As discussed earlier, it is assumed that coapplication of MSCs and scaffolds may have synergic effect in bone regeneration and it is well known that autogenous bone is a rich source of cells and growth factors which has made it the gold standard of treatment [49] as lateral ramus cortical bone is one of the most common intraoral donor sites used to treat atrophic ridge in reconstructive surgery [9] and iliac crest is the most commonly used extraoral donor site [8].

However, the secondary resorption associated with grafts casts a doubt in their long term efficacy [50]. In the present study, we tested the hypotheses whether combining autogenous bone grafts with the dual combination of MSC+NBBM may be beneficial in enhancing bone regeneration as well decreasing secondary bone resorption by creating a protective healing barrier over the graft. In the present study, LRCP was used in 3 patients to create a protected healing space fixed between the nasal floor and the buccal and palatal side of the cleft defect. Using LRCP as an autogenous barrier containing MSCs increased the rate of new bone formation and resulted in 69% to 85% BF. One of the patients in the LRCP+BFSC group developed a partial dehiscence and demonstrated only 69% BF. All members of this group were adults (aged 20 to 29 years) and had lower regenerative capacities.
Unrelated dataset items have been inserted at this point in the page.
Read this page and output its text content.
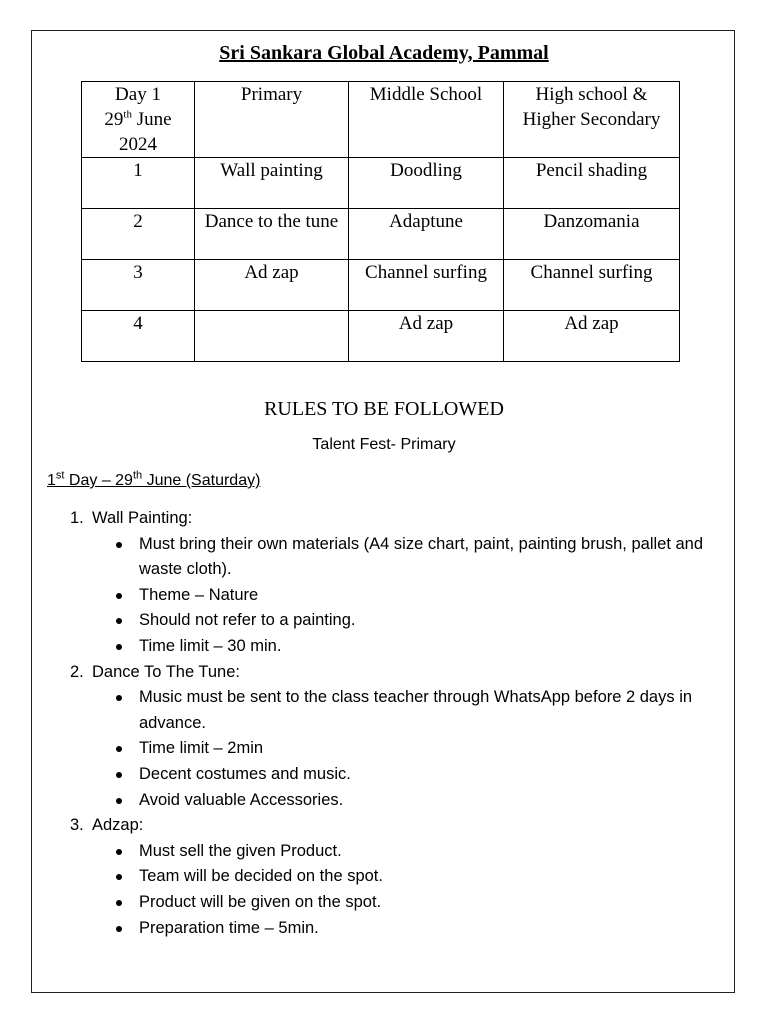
Sri Sankara Global Academy, Pammal
Day 1
29th June
2024	Primary	Middle School	High school & Higher Secondary
1	Wall painting	Doodling	Pencil shading
2	Dance to the tune	Adaptune	Danzomania
3	Ad zap	Channel surfing	Channel surfing
4		Ad zap	Ad zap
RULES TO BE FOLLOWED
Talent Fest- Primary
1st Day – 29th June (Saturday)
1. Wall Painting:
Must bring their own materials (A4 size chart, paint, painting brush, pallet and waste cloth).
Theme – Nature
Should not refer to a painting.
Time limit – 30 min.
2. Dance To The Tune:
Music must be sent to the class teacher through WhatsApp before 2 days in advance.
Time limit – 2min
Decent costumes and music.
Avoid valuable Accessories.
3. Adzap:
Must sell the given Product.
Team will be decided on the spot.
Product will be given on the spot.
Preparation time – 5min.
In the AIC+MSC group, the range of BF was between 75% and 90%, higher than that seen using AIC alone (controls), where it was 65% to 85%, although tissue-engineered bone has not shown a high level of evidence for treatment of critically sized defects [15]. In our previous study, in reconstruction of atrophic ridges the autogenous block bones of iliac crest were covered with NBBMs loaded with BFPSCs and the results demonstrated 3.94 mm and 3.01 mm bone gain in the BFPSC+NBBM and control groups, respectively [20]. We assume that complex of MSC and scaffold will further enhance bone regeneration so it may negate and/or compensate the resorption of the graft. Despite the limitations of the present study, such as small sample size and lack of growth factor delivery and lack of a control group with only LRCP grafting, it is demonstrated that applying regenerative techniques with autogenous donor sites seems to enhance bone formation capacity in the alveolar cleft defects and can decrease the amount of harvested autogenous bone. This concept can decrease donor site morbidities and time of hospitalization. Novel structures of scaffolds, such as incorporated canals into the structure with sustained release of growth factors [51], and also new generation of stem cells, such as induced pluripotent stem cells [52], may assist in enhancing the outcomes of bone tissue engineering in clinical setting.

5. Conclusion

Combination of MSCs with AIC bone can enhance new bone formation in alveolar cleft bony defects. Intraoral donor sites such as LRCP may be used as a cage to protect scaffolds loaded with MSCs; however future studies with greater samples, and comparison of outcomes in various combination of cells, scaffolds, and growth factors, are encouraged to further pave the way for application of tissue engineering in cleft defects.